Scotty and I lived together for a year and a half and never had an argument. We sorted out our differences with humor, and intelligence. We enjoyed spending time together, and knew how to give each other space. We prepared lessons together. I recall looking forward to going home in the evenings because I knew that I would be preparing dinner and spending time with my roommate. We were closer to each other than either of us had ever been even to family. He once said to me, aptly, that it wasn't even that we were friends, or even brothers. We were a team. We could read each others' thoughts across a room, with a look. We schemed against our foes and hooked each other up. We called each other Calvin (me) and Hobbes (him). It worked as a metaphor: I was the younger, brilliant and mischievous one, and he was the older one who could keep the younger in perspective. We had only one evening of tension in our whole relationship; it was so rare and odd that it sticks in my memory. Even that whole period lasted less than an hour: I tried to escape him on the patio, and he came out and told me what was bugging him. We straightened it out; gave each other a hug; and it was over. A magic relationship.

For other people, too, the association was easy. Besides having the same name, we were both tall (by Portuguese standards), thin, blond, and green-eyed. This would provide many opportunities for Scott and me to say on the phone, "Which Scott? Could you be more specific…" which we always thought was funny.

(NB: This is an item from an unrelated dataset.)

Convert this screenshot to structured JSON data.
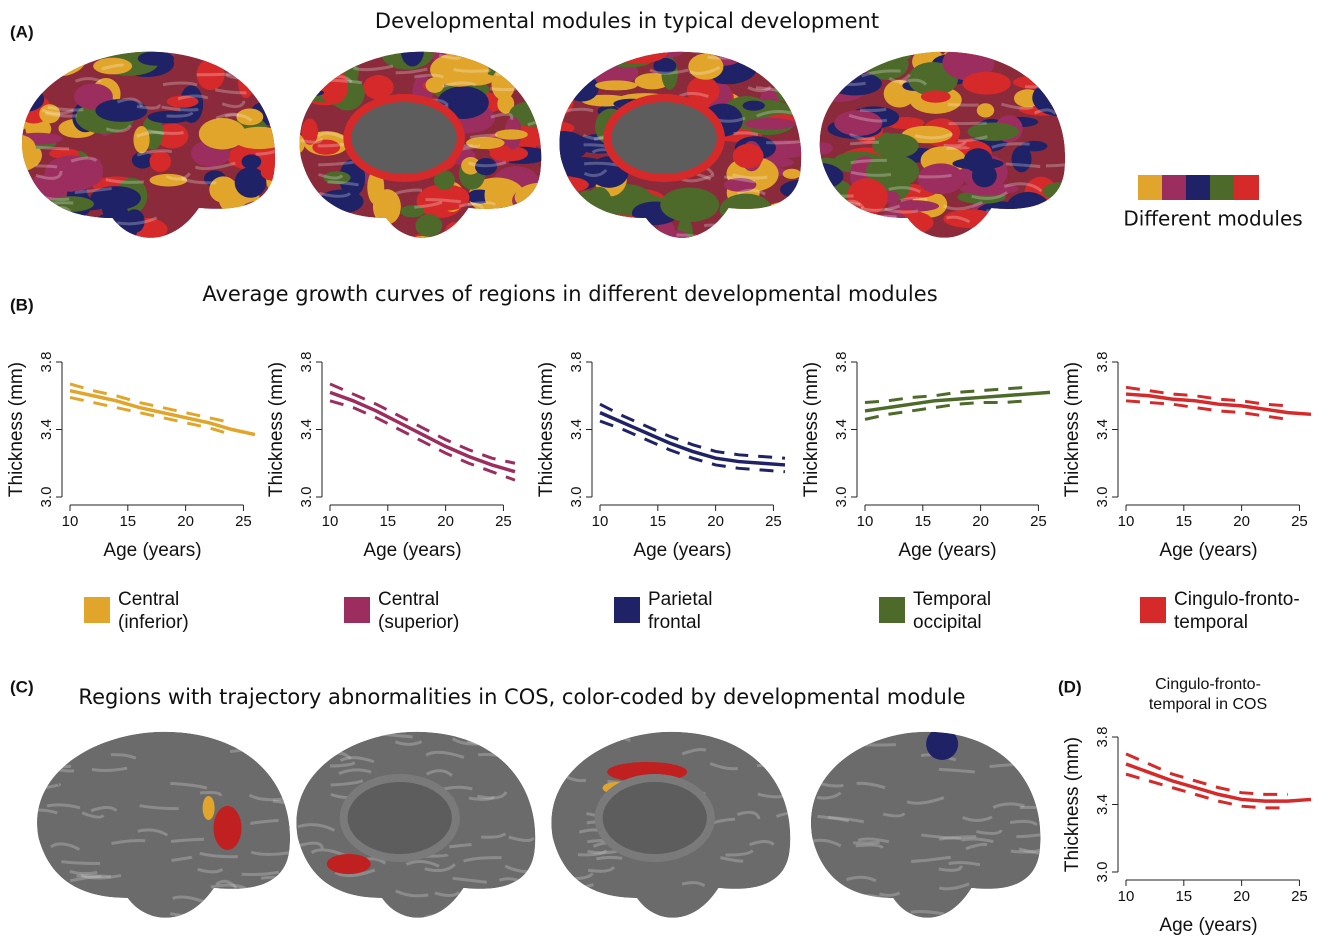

We both left in the summer of 1989. In many places I've left, particularly Japan and Turkmenistan, there is a countdown of days until you're outtahere. In Lisbon, Scott and I counted the days in order to focus, to enjoy ourselves all along the way. "It's never going to be like this, Scotty," I said. "Enjoy this moment. And this one, and this one, and this one."

Ten years later, Scotty is still one of my closest friends.

This picture was taken shortly after Scott and I started to live together:

I love this picture because I think it captures us so perfectly. I have no idea what we were doing: tongue-in-cheek advertising a camera? It's me hamming it up, and Scott enjoying it all.

 

The beginning:

I arrived as part of a group of recent college graduate recruits. We stayed for a month in a pension near the Bairro Alto, while learning the tricks of English as a Second Language teaching. My closest friend in the group was Jim Governale, who's wearing the glasses in the picture below. However, at the end of training two people had to be sent to the institute's branch in Oporto, and in what was considered a strange decision by nearly everyone, the powers that be decided to send a man and a woman: Jim, and Eva Neubauer (wearing the hoop earrings). This made for bi-gender apartment-mate decisions, including for myself. (The other two men in this picture, Jeff Munsick and Jim Hilgartner, were not really a part of our group--both having master's degrees in E.S.L., and were already hooked up with housing.)

Scott is on the far right (complete with disco mustache).

I'll have to work on this page more, later, but before that, one last shot:

 

 

Scott is happily flanked by beautiful women: on the right (his left), Dalia Martins, and on the left, her cousin Candida Martins. Scott dated Dalia, and I dated Candida. Inbreeding. The two relationships continued through our last half year in Portugal, but eventually had very different endings. Candida and I haven't communicated in more than a decade. Dalia, on the other hand, now has a new last name: Bowling. She and Scotty got married in Arizona, and now have a four-year-old son.

Scott, Dalia, and Patrick Bowling all came to Hawaii last summer. We spent a week on Kauai together. Different stories. Later.